Author: Jonathan Roman
Posted October 18th, 2020
In Thailand, protests have significantly erupted all over the city and country, calling for the king to have more limited powers as well as the Prime Ministers' resignation. Many protesters are first-time voters and have been in support of the increasing pro-democracy movements. Initially, in parliament, the future-forward party had about a third of all seats. However, in February, the pro-democracy party Future Forward Party was forced to dissolve under the court mandate. Later in June, activist Wanchalearm Satsaksit went missing in Cambodia. With his unknown whereabouts, many protesters blame the Thai government for the kidnapping and murder of Sataskit. In light of the recent protests over the weekend, an emergency decree was sent out all over the country on Thursday. Over the weekend, Bangkok saw a record number of protests and protesters; many calling for the installment of freedom of speech as well as more reforms.

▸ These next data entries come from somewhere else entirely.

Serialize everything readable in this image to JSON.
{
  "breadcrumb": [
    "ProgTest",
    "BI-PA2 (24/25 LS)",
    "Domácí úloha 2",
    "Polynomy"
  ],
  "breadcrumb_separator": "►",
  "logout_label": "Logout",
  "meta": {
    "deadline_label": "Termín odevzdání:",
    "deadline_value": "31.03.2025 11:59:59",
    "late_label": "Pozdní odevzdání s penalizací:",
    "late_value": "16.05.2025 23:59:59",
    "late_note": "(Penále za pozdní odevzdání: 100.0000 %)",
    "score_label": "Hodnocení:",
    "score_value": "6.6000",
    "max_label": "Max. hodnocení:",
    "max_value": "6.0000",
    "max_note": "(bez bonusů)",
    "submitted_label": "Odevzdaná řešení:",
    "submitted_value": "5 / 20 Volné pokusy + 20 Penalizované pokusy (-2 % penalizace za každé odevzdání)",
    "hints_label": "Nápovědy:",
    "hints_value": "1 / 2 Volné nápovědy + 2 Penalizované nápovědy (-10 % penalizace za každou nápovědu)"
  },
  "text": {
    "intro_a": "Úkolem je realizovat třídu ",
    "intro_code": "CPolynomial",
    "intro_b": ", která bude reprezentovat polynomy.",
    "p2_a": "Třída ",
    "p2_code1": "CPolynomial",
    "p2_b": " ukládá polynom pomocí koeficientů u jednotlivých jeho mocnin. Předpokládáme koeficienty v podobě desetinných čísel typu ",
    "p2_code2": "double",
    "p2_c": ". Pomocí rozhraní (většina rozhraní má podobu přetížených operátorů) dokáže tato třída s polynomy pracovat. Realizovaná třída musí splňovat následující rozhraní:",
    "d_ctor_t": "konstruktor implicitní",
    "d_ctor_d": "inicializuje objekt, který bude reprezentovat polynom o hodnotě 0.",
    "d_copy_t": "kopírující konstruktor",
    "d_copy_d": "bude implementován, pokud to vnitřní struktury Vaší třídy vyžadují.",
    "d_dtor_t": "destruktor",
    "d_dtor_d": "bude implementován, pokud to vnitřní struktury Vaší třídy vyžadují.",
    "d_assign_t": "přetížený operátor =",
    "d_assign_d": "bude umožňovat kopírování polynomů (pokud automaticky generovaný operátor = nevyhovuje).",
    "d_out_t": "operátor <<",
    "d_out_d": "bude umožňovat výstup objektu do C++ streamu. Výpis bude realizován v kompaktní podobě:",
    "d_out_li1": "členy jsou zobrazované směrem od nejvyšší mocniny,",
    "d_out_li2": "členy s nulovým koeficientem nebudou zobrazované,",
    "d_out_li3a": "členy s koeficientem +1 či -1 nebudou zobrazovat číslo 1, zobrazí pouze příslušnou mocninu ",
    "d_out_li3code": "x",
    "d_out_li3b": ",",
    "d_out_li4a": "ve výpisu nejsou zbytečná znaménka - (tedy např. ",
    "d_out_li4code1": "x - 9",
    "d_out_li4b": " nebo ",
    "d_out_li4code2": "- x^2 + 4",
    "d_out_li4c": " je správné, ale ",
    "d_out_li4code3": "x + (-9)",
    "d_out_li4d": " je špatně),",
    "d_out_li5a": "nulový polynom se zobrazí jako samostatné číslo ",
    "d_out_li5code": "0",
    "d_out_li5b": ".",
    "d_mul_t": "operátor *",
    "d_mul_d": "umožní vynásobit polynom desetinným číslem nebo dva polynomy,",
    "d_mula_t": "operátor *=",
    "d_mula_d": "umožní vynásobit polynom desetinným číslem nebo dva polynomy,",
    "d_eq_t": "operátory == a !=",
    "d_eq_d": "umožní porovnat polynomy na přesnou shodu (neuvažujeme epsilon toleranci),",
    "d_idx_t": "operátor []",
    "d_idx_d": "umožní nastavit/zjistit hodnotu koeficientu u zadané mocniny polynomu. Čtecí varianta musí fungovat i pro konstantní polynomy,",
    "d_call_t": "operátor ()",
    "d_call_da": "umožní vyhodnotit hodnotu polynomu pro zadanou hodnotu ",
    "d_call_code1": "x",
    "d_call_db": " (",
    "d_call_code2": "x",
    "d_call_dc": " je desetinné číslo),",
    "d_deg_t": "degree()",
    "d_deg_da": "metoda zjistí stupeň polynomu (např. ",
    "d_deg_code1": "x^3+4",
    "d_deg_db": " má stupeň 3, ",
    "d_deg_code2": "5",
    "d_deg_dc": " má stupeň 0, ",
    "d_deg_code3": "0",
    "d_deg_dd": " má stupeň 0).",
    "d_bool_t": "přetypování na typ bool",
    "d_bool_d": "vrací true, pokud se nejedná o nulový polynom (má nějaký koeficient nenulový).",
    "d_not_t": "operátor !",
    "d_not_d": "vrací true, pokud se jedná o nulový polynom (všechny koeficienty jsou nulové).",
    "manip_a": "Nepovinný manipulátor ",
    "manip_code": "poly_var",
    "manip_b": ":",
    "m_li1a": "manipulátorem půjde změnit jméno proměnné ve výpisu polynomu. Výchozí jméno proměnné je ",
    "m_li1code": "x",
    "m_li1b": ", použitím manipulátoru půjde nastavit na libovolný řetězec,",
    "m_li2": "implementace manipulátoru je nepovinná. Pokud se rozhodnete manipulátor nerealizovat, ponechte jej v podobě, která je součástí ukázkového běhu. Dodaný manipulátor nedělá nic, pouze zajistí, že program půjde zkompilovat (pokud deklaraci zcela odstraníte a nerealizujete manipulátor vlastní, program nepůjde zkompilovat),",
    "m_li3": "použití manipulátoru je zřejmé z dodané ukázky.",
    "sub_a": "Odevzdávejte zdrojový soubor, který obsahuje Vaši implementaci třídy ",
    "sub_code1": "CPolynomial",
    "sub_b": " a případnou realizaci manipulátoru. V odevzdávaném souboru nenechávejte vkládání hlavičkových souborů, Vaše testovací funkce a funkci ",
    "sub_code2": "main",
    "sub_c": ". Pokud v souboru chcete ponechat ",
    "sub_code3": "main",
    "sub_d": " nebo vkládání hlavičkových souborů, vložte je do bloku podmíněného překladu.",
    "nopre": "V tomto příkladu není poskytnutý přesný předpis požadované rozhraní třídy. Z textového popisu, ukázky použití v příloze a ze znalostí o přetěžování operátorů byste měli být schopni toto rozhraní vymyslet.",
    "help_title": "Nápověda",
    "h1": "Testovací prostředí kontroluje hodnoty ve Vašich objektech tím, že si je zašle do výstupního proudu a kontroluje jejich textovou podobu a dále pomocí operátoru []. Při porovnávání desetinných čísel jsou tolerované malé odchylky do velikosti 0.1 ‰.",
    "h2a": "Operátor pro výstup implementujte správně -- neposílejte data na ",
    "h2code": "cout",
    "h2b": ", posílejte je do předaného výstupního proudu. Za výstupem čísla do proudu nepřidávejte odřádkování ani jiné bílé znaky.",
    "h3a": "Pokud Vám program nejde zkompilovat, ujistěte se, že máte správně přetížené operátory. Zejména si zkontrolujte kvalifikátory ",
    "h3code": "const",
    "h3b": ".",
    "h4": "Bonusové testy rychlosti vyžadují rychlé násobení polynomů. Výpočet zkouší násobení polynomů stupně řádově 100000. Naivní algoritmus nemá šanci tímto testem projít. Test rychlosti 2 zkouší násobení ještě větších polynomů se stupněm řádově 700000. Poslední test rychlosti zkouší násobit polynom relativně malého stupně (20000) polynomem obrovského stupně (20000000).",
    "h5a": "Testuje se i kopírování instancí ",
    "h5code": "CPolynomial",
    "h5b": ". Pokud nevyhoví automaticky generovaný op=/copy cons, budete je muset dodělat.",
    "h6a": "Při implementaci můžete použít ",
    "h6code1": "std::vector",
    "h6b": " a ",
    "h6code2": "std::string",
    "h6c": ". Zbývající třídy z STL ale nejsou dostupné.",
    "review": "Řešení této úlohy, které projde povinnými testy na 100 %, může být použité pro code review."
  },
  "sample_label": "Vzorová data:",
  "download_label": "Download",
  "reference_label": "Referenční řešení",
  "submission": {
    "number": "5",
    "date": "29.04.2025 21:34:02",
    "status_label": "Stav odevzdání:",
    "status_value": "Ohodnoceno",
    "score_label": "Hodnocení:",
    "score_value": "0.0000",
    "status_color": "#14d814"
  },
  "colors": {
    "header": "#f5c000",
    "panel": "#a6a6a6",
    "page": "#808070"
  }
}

The protesters even blocked the royal motorcade, where police had to disperse the crowds. Due to that incident, the Thai government established an emergency decree. The decree banned large gatherings of people and also censored media. State government TV cited a need to maintain peace and order and prevent misinformation. Directly after the order was given, riot police disperse protesters away from the Prime Minister's office. However, even after the decree has been given protesters all over the country are protesting for reform of the government. With many of the protest leaders either jailed or arrested and a ban on public gatherings, it is hard for this movement to keep up its momentum. However, there is an almost unilateral agreement through Thailand that reform in their government must be made and there will likely be more protests to come.